L'article 9 complète les dispositions de la loi du 21 juin 2004 pour la confiance dans l'économie numérique afin de prévoir la possibilité, pour l'autorité administrative, de demander aux fournisseurs d'accès à internet de bloquer l'accès aux sites provoquant aux actes de terrorisme ou en faisant l'apologie, à l'instar de ce que le législateur a déjà prévu pour les sites pédopornographiques. La régularité de l'établissement de la liste des sites dont l'accès est bloqué est soumise au contrôle d'un magistrat judiciaire. De manière logique, les fournisseurs d'accès sont également astreints à l'obligation de surveillance limitée prévue par la loi du 21 juin 2004.

L'article 10 , pour prendre en compte le développement du stockage des données dans le nuage et du recours massif aux terminaux mobiles (smartphones, tablettes, ...), adapte les modalités de perquisition d'un système informatique prévues par l'article 57-1 du code de procédure pénale et prévoit, dans ces hypothèses, que les règles de la perquisition s'appliquent si les données ainsi stockées sont accessibles à partir d'un système informatique implanté dans les services de police ou unités de gendarmerie.

L'article 11 prévoit que les officiers de police judiciaire peuvent requérir toute personne qualifiée pour mettre au clair les données chiffrées.

L'article 12 renforce le caractère dissuasif des différentes incriminations relatives aux atteintes aux systèmes de traitement automatisé de données, en prévoyant pour ces infractions une circonstance aggravante de bande organisée. Pour la poursuite et le jugement de ces infractions aggravées, cet article étend le régime de la criminalité organisée : les atteintes aux systèmes de traitement automatisé mis en œuvre par l'Etat relèveront de la compétence des juridictions inter-régionales spécialisées et pourront faire l'objet de techniques spéciales d'enquête.

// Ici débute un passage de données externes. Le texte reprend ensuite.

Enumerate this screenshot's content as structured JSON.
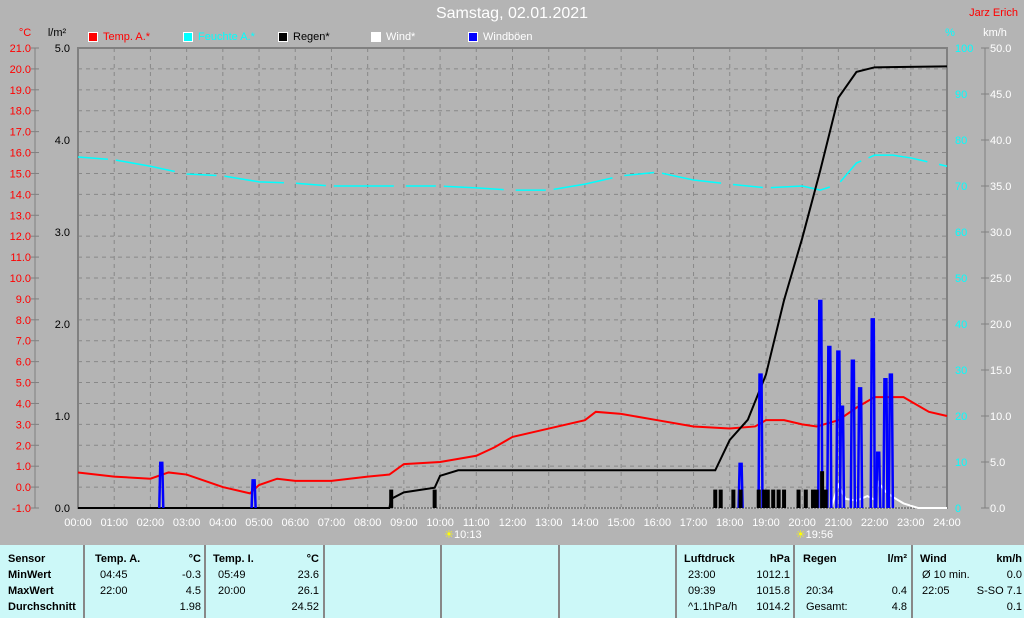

L'article 13 a pour objet d'étendre le champ d'application de l'enquête sous pseudonyme en le généralisant à l'ensemble des infractions relevant de la criminalité et de la délinquance organisée lorsqu'elles sont préparées, facilitées ou commises par un moyen de communication électronique.

L'article 14 étend le dispositif de captation de données informatiques aux données informatiques introduites dans un système de traitement automatisé de données telles qu'elles sont reçues ou émises des périphériques audiovisuels afin de permettre d'intercepter les communications passées par ce biais.

L'article 15 modifie l'article L. 242-6 du code de la sécurité intérieure et porte à trente jours la durée de conservation des enregistrements des interceptions de sécurité.

Le chapitre V traite des dispositions relatives à l'outre-mer.

L'article 16 autorise le Gouvernement à prendre, par ordonnance, les mesures nécessaires en vue d'appliquer et d'adapter les dispositions de la présente loi en Polynésie française, en Nouvelle-Calédonie et dans les îles Wallis et Futuna, ainsi que de permettre l'assignation à résidence sur l'ensemble du territoire de la République d'un étranger expulsé ou interdit du territoire, quel que soit le lieu où ces décisions ont été prononcées.

L'article 17 permet l'application de l'article 2 de la présente loi à Saint-Barthélemy et à Saint-Martin.

L'article 18 comporte des dispositions de coordination et étend le champ des dispositions des articles 3 à 8 et 10 à 14 à l'ensemble du territoire de la République.